High PAE is a critical factor in thermal management, reliability and cost. According to Kimball, the improvement was possible for two principal reasons. First, his team used a transistor made of gallium nitride (GaN), one of several advanced materials that promise better characteristics than the silicon on which most current amplifiers are based. GaN transistors - specifically, heterojunction field effect transistors, or HFETs -- can provide higher voltage and higher power density than other high power 'compound' semiconductors based on materials such as gallium arsenide (GaAs), indium phosphide (InP), and silicon germanium (SiGe).
"These research results will help to cement gallium nitride as the transistor of the future for high-powered radio frequency amplifiers," said Kimball, lead author on the paper.
Secondly, the UCSD amplifier employed a novel architecture based on 'envelope tracking,' a technique involving variable power signals, instead of the constant feed of DC voltage that is common in high-power amplifiers. The technique achieves both efficiency and high linearity.
According to their paper, the researchers found that "the efficiency attained in the envelope tracking amplifier is dramatically better than that obtained with constant drain voltage, because 1) the amplifier operates closer to saturation, 2) the transistor temperature is maintained at a lower value, and 3) the dynamic peak voltage reaches higher values than can be used for constant drain bias voltages." In short, adjusting the voltage dynamically provides superior results as compared to the constant voltage employed by most of today's high-power amplifiers.

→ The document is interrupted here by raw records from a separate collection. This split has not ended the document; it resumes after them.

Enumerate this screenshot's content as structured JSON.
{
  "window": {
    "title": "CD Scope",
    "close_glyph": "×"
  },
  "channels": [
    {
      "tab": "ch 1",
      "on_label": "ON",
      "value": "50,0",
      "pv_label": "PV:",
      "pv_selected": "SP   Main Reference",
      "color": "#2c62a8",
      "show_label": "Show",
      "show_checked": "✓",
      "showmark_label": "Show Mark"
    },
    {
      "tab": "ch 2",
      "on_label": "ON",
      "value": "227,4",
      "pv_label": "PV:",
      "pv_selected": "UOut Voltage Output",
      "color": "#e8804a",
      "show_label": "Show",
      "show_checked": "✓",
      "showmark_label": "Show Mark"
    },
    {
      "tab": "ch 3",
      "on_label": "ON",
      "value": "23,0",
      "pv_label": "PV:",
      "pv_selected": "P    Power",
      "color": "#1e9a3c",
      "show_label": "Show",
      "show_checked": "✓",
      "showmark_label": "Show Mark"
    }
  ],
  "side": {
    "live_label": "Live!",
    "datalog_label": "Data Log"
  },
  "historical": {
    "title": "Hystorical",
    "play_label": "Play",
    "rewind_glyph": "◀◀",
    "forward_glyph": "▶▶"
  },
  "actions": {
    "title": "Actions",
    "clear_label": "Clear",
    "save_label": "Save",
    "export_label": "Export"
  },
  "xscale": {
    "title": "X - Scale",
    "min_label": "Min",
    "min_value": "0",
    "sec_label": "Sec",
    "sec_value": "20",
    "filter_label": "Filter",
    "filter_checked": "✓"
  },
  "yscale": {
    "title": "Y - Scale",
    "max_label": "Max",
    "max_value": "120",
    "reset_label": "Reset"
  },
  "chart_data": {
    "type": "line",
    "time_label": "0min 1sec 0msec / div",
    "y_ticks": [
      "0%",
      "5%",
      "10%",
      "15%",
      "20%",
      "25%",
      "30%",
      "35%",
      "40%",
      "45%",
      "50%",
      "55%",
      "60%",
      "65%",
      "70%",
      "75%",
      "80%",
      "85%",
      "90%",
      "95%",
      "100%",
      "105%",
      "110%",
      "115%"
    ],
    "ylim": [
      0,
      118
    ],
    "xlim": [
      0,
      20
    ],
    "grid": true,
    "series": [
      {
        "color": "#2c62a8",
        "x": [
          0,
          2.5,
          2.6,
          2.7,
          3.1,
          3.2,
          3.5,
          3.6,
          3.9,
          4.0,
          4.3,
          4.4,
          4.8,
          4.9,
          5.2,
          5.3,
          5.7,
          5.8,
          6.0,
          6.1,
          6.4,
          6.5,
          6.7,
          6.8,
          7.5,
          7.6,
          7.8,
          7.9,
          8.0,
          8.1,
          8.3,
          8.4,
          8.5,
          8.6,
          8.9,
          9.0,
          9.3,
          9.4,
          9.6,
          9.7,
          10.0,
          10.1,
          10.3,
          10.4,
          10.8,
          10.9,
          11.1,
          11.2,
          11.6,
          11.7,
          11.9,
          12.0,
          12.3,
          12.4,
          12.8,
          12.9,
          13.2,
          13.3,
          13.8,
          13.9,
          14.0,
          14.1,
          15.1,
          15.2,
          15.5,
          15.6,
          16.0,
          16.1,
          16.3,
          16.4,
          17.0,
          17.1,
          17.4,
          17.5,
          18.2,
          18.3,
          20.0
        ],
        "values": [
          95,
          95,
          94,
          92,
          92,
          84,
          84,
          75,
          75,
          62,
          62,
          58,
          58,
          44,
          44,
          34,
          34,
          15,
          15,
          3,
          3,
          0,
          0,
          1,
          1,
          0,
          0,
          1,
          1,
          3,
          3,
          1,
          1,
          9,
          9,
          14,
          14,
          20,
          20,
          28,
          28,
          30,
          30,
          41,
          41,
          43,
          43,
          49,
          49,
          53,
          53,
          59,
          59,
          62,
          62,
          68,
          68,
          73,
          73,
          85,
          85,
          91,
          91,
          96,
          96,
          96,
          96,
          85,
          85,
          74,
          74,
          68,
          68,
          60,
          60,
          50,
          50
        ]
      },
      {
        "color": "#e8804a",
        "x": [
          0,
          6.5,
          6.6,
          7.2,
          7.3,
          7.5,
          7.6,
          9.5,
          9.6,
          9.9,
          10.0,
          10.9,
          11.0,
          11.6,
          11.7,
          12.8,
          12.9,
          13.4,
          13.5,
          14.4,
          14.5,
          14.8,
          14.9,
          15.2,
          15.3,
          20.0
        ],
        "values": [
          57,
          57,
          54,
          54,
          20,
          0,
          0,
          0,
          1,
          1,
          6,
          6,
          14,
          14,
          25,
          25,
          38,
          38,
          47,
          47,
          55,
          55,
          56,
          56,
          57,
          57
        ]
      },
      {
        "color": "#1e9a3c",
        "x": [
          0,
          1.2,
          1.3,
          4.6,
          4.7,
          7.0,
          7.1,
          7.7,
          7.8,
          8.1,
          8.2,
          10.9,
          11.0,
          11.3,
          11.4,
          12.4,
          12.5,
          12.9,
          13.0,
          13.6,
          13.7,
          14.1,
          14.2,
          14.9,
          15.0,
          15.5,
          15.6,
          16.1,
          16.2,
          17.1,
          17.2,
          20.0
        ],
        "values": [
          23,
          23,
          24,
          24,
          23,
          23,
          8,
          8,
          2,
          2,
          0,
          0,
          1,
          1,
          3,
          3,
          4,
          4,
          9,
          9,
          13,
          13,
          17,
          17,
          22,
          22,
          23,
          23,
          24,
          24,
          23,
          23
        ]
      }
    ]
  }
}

"By combining gallium nitride with this advanced amplifier architecture, it is now clear that we can achieve dramatic improvements in base station power amplifiers," noted Kimball.
The researchers developed a WCDMA base station power amplifier using GaN HFETs on silicon substrates and envelope tracking, and demonstrated "very high efficiency and precise output performance." The average efficiency of 50.7 percent accompanied an average output power of 37.2 watts and gain of 10 decibels (dB). The signal envelope had a peak-to-average power ratio of 7.67 dB.
Today's announcement comes just days after Kimball and his colleagues demonstrated the envelope tracking technique during a research exhibit to dedicate Calit2's new building on the UCSD campus.
At the Palm Springs meeting Nov. 2, Kimball will also participate in a panel discussion on "GaN: The Ultimate High Power, High Voltage Reliable Basestation PA Technology?"
The IEEE Compound Semiconductor IC Symposium (CSICS) -- formerly the IEEE GaAs IC Symposium -- is the preeminent international forum on developments in integrated circuits using compound semiconductors.